Chemicals of analytical grade were used for the pharmacological assay. Sodium chloride (WAKO Pure Chemical Industries Ltd., Japan), carbon tetrachloride (Biopack), paracetamol and silymarin (Sigma Chemical Company, St. Louis, MO), sodium pentobarbital (Nembutal Abbott Laboratory, Japan), and ethanol (submitted to glassware distillation before use) and propylene glycol were acquired locally.

Animals

Swiss albino male mice weighing 25 and 35 g were obtained from the Bioterium of the Faculty of Chemical Sciences (National University of Asunción). The animals were kept in a room with controlled light/dark cycles (12 hours), temperature (23°C ± 2°C), and relative humidity (50%–60%) to avoid environmentally originated factors affecting animal behavior. The animals received commercial foods and were fasted overnight before the experiments; they had free access to drinking water during the trials. All experimental practices performed in the present work were directed in agreement with the international standards of animal welfare and the protocol was previously approved by the institutional Ethical Committee in Scientific Research of the Faculty of Chemical Sciences on March 2, 2015 (CEI-188-15).

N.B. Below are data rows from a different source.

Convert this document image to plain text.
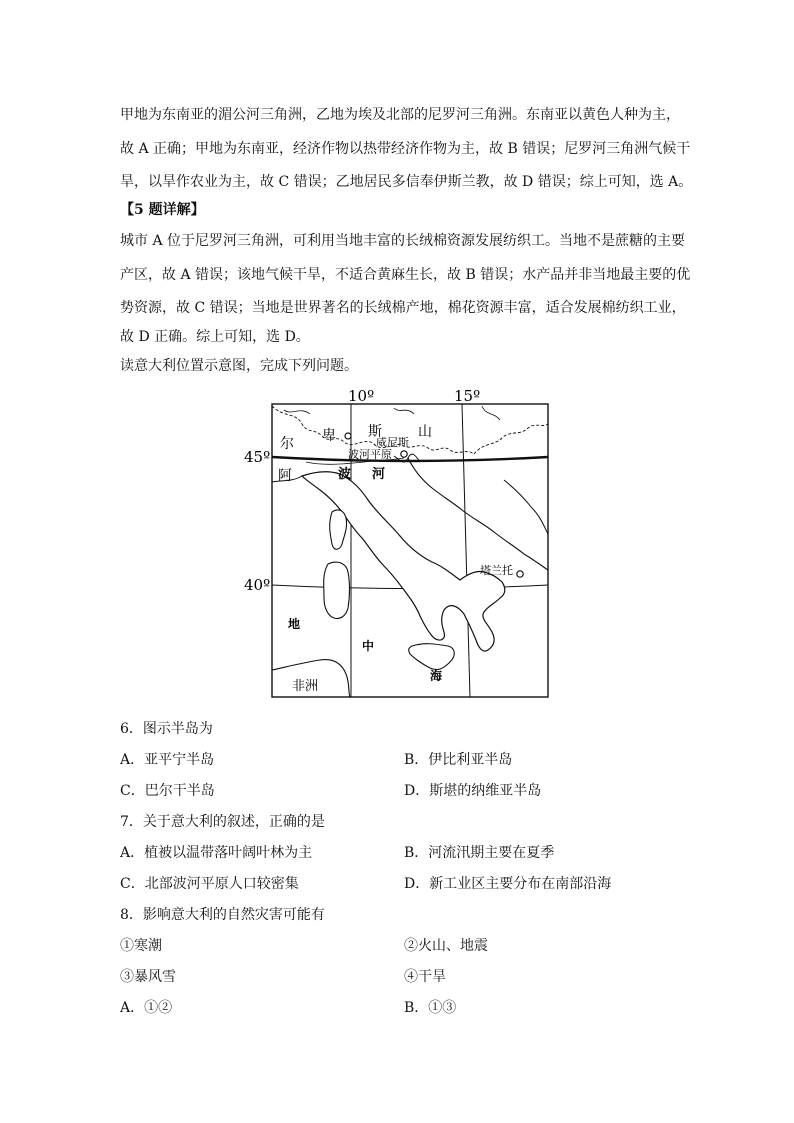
甲地为东南亚的湄公河三角洲，乙地为埃及北部的尼罗河三角洲。东南亚以黄色人种为主，
故 A 正确；甲地为东南亚，经济作物以热带经济作物为主，故 B 错误；尼罗河三角洲气候干
旱，以旱作农业为主，故 C 错误；乙地居民多信奉伊斯兰教，故 D 错误；综上可知，选 A。
【5 题详解】
城市 A 位于尼罗河三角洲，可利用当地丰富的长绒棉资源发展纺织工。当地不是蔗糖的主要
产区，故 A 错误；该地气候干旱，不适合黄麻生长，故 B 错误；水产品并非当地最主要的优
势资源，故 C 错误；当地是世界著名的长绒棉产地，棉花资源丰富，适合发展棉纺织工业，
故 D 正确。综上可知，选 D。
读意大利位置示意图，完成下列问题。
10º	15º
45º
40º
尔 卑 斯	山
阿	波 河
威尼斯
波河平原
塔兰托
地
中
海
非洲
6．图示半岛为
A．亚平宁半岛	B．伊比利亚半岛
C．巴尔干半岛	D．斯堪的纳维亚半岛
7．关于意大利的叙述，正确的是
A．植被以温带落叶阔叶林为主	B．河流汛期主要在夏季
C．北部波河平原人口较密集	D．新工业区主要分布在南部沿海
8．影响意大利的自然灾害可能有
①寒潮	②火山、地震
③暴风雪	④干旱
A．①②	B．①③
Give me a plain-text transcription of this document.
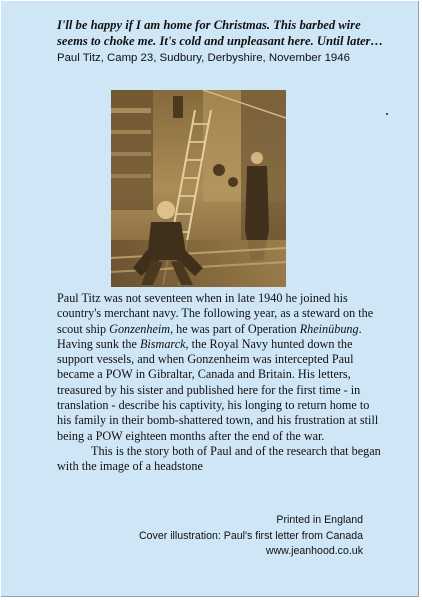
I'll be happy if I am home for Christmas. This barbed wire seems to choke me. It's cold and unpleasant here. Until later… Paul Titz, Camp 23, Sudbury, Derbyshire, November 1946

Paul Titz was not seventeen when in late 1940 he joined his country's merchant navy. The following year, as a steward on the scout ship Gonzenheim, he was part of Operation Rheinübung. Having sunk the Bismarck, the Royal Navy hunted down the support vessels, and when Gonzenheim was intercepted Paul became a POW in Gibraltar, Canada and Britain. His letters, treasured by his sister and published here for the first time - in translation - describe his captivity, his longing to return home to his family in their bomb-shattered town, and his frustration at still being a POW eighteen months after the end of the war.

This is the story both of Paul and of the research that began with the image of a headstone

Printed in England
Cover illustration: Paul's first letter from Canada
www.jeanhood.co.uk
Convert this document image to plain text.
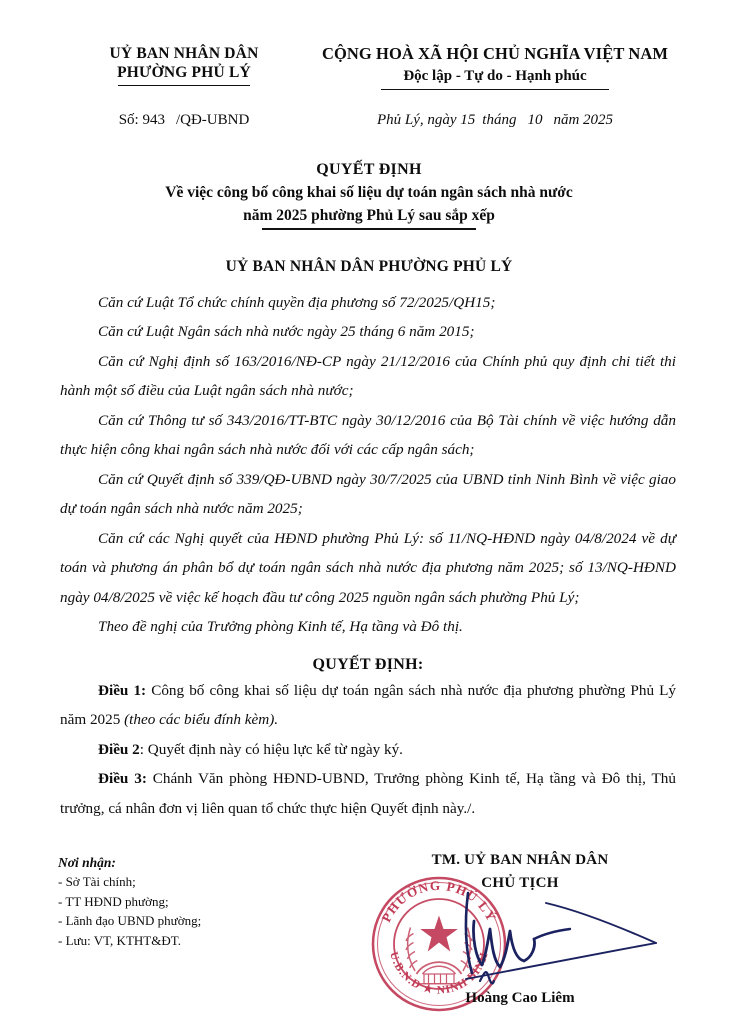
UỶ BAN NHÂN DÂN
PHƯỜNG PHỦ LÝ
CỘNG HOÀ XÃ HỘI CHỦ NGHĨA VIỆT NAM
Độc lập - Tự do - Hạnh phúc
Số: 943 /QĐ-UBND	Phủ Lý, ngày 15 tháng 10 năm 2025
QUYẾT ĐỊNH
Về việc công bố công khai số liệu dự toán ngân sách nhà nước
năm 2025 phường Phủ Lý sau sắp xếp
UỶ BAN NHÂN DÂN PHƯỜNG PHỦ LÝ

Căn cứ Luật Tổ chức chính quyền địa phương số 72/2025/QH15;

Căn cứ Luật Ngân sách nhà nước ngày 25 tháng 6 năm 2015;

Căn cứ Nghị định số 163/2016/NĐ-CP ngày 21/12/2016 của Chính phủ quy định chi tiết thi hành một số điều của Luật ngân sách nhà nước;

Căn cứ Thông tư số 343/2016/TT-BTC ngày 30/12/2016 của Bộ Tài chính về việc hướng dẫn thực hiện công khai ngân sách nhà nước đối với các cấp ngân sách;

Căn cứ Quyết định số 339/QĐ-UBND ngày 30/7/2025 của UBND tỉnh Ninh Bình về việc giao dự toán ngân sách nhà nước năm 2025;

Căn cứ các Nghị quyết của HĐND phường Phủ Lý: số 11/NQ-HĐND ngày 04/8/2024 về dự toán và phương án phân bổ dự toán ngân sách nhà nước địa phương năm 2025; số 13/NQ-HĐND ngày 04/8/2025 về việc kế hoạch đầu tư công 2025 nguồn ngân sách phường Phủ Lý;

Theo đề nghị của Trưởng phòng Kinh tế, Hạ tầng và Đô thị.

QUYẾT ĐỊNH:

Điều 1: Công bố công khai số liệu dự toán ngân sách nhà nước địa phương phường Phủ Lý năm 2025 (theo các biểu đính kèm).

Điều 2: Quyết định này có hiệu lực kể từ ngày ký.

Điều 3: Chánh Văn phòng HĐND-UBND, Trưởng phòng Kinh tế, Hạ tầng và Đô thị, Thủ trưởng, cá nhân đơn vị liên quan tổ chức thực hiện Quyết định này./.

Nơi nhận:
- Sở Tài chính;
- TT HĐND phường;
- Lãnh đạo UBND phường;
- Lưu: VT, KTHT&ĐT.
TM. UỶ BAN NHÂN DÂN
CHỦ TỊCH
PHƯỜNG PHỦ LÝ
U.B.N.D ★ NINH BÌNH
Hoàng Cao Liêm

Acetaminophen-induced hepatotoxicity and treatment

The animals were randomly allocated into seven different experimental groups of six mice each. A pilot study was performed to set up the effective dose of acetaminophen (APAP, N-acetyl-p-aminophenol or paracetamol), which increased serum transaminases and alkaline phosphatase levels in mice. Drug-induced acute hepatotoxicity was provoked by an intraperitoneal injection of 350.0 mg/kg of APAP as described in Wu et al. (2008), with small modifications. Briefly, two groups received vehicle (2.5% of ethanol in distilled water) and five other groups received, respectively, silymarin (100.0 mg/kg p.o.) and CEBc (50.0, 100.0, 200.0, and 300.0 mg/kg, p.o.) as pretreatments. Thirty minutes later, all groups except the first one (vehicle) were given intraperitoneally 350.0 mg/kg of acetaminophen (APAP). After 4 hours, all animals were submitted to total blood collection according to individual timing. Previously, a deep pentobarbital (50.0 mg/kg, i.p.) anesthesia was induced and an intracardiac puncture was done, followed by cervical dislocation. Serum was separated and aspartate transaminase (AST=GOT), alanine transaminase (ALT=GPT), alkaline phosphatase (ALP) were measured.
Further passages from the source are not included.